The second thing is where
they will continue to segment the code, obfuscate the code, and change the execution flow as well to match at times some of the legitimate applications.
And that's where probably it's, again, getting through those static analysis modules that might be running on Google's side.
One thing I'll mention, though, we've discovered, say, if I were to talk about the Joker payload,
we saw more than 50 different Joker downloader apps in Play Store.
As soon as we reported to the Android security team,
they were fairly quick in taking those down.
So the response time, the tracking time,
is very good from Google's part.
What is an Android user to do here?
I mean, obviously, the Google Play Store, in terms of sourcing your apps, is a relatively safe place to do this.
Are there any additional steps people should be taking to help protect themselves against these sorts of things?
Yeah, so sticking to the official Play Store is always the first thing.
I mean, yes, some of these apps were found on Google Play Store,
but still, that's very, very safe compared to third-party app stores
where the chance of you hitting one of these malicious apps will be much higher.
So that's number one.
Number two is, it's always a good idea to do a second level check
where install apps that have very high install numbers,
relatively positive reviews.
The developer is a known developer as well.
So having that second level check done always helps for the end users,
especially if the app is asking for a lot of permissions.

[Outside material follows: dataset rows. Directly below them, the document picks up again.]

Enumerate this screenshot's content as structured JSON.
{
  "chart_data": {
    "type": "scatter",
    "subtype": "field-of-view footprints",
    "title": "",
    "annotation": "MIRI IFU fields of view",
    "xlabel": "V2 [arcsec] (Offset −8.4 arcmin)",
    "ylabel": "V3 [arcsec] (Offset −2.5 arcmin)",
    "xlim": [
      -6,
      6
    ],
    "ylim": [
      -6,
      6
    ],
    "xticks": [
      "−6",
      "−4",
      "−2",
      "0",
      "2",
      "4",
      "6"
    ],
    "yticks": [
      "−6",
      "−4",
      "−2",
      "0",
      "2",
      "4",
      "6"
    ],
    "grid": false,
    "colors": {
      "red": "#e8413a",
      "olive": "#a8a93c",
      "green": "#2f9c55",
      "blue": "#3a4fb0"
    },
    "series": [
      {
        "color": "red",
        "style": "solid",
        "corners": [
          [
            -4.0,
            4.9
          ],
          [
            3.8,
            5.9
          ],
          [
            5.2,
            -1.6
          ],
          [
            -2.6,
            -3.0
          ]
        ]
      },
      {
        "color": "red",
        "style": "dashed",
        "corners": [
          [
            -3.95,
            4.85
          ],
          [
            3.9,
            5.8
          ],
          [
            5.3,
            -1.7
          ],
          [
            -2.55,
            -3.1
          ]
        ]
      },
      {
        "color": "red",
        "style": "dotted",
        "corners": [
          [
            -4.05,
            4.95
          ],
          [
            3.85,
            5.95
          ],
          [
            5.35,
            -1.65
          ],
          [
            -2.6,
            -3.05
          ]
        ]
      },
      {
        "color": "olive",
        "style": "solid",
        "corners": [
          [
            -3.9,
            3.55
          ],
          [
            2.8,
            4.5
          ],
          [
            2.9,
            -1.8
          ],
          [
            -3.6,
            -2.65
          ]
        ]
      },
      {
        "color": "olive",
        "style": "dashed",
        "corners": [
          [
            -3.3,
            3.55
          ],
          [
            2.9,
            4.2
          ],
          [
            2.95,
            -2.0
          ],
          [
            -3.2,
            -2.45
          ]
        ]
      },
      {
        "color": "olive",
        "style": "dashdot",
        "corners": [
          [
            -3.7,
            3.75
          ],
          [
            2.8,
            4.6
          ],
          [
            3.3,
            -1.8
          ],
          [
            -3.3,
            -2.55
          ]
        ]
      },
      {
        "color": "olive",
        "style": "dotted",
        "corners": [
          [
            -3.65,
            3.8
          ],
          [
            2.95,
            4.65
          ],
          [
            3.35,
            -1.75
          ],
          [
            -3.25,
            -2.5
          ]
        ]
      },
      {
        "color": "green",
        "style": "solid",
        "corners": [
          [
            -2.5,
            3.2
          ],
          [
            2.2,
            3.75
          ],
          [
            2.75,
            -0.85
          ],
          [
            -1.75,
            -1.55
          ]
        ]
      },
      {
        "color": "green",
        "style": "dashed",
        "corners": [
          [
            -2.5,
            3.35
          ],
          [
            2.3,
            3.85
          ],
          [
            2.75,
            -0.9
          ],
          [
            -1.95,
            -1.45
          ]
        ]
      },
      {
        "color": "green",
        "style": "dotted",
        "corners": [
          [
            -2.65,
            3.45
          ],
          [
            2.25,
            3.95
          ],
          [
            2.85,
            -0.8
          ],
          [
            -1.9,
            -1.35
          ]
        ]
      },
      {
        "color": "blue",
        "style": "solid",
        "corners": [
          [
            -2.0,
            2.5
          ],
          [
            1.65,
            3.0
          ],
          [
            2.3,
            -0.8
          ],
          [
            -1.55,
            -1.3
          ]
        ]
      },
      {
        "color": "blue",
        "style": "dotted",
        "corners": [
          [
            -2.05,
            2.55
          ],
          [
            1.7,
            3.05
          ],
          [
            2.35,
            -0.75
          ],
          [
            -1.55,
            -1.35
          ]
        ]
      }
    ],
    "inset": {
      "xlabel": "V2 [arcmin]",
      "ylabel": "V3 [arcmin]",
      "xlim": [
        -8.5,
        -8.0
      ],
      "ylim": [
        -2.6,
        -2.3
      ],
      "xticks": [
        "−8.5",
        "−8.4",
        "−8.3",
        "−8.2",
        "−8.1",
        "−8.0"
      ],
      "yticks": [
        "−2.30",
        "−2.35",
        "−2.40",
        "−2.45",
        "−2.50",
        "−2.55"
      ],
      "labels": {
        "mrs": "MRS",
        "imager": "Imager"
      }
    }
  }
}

One permission that I'll mention
for the listeners, a very important one, don't grant notifications listener permissions
and escalated accessibility permissions to apps that
you don't fully trust. The notifications listener service specifically enables the application to be
added to enable notification listener provider. And in simple terms, what this means is this app
will be able to read notification,
and it includes critical access notifications like auto-generated one-time passwords and PIN codes.
So they're able to bypass two factors if you give that level of permission to some of these untrusted apps.
All right. Well, good advice as always.
Deepen to sign. Thanks for joining us.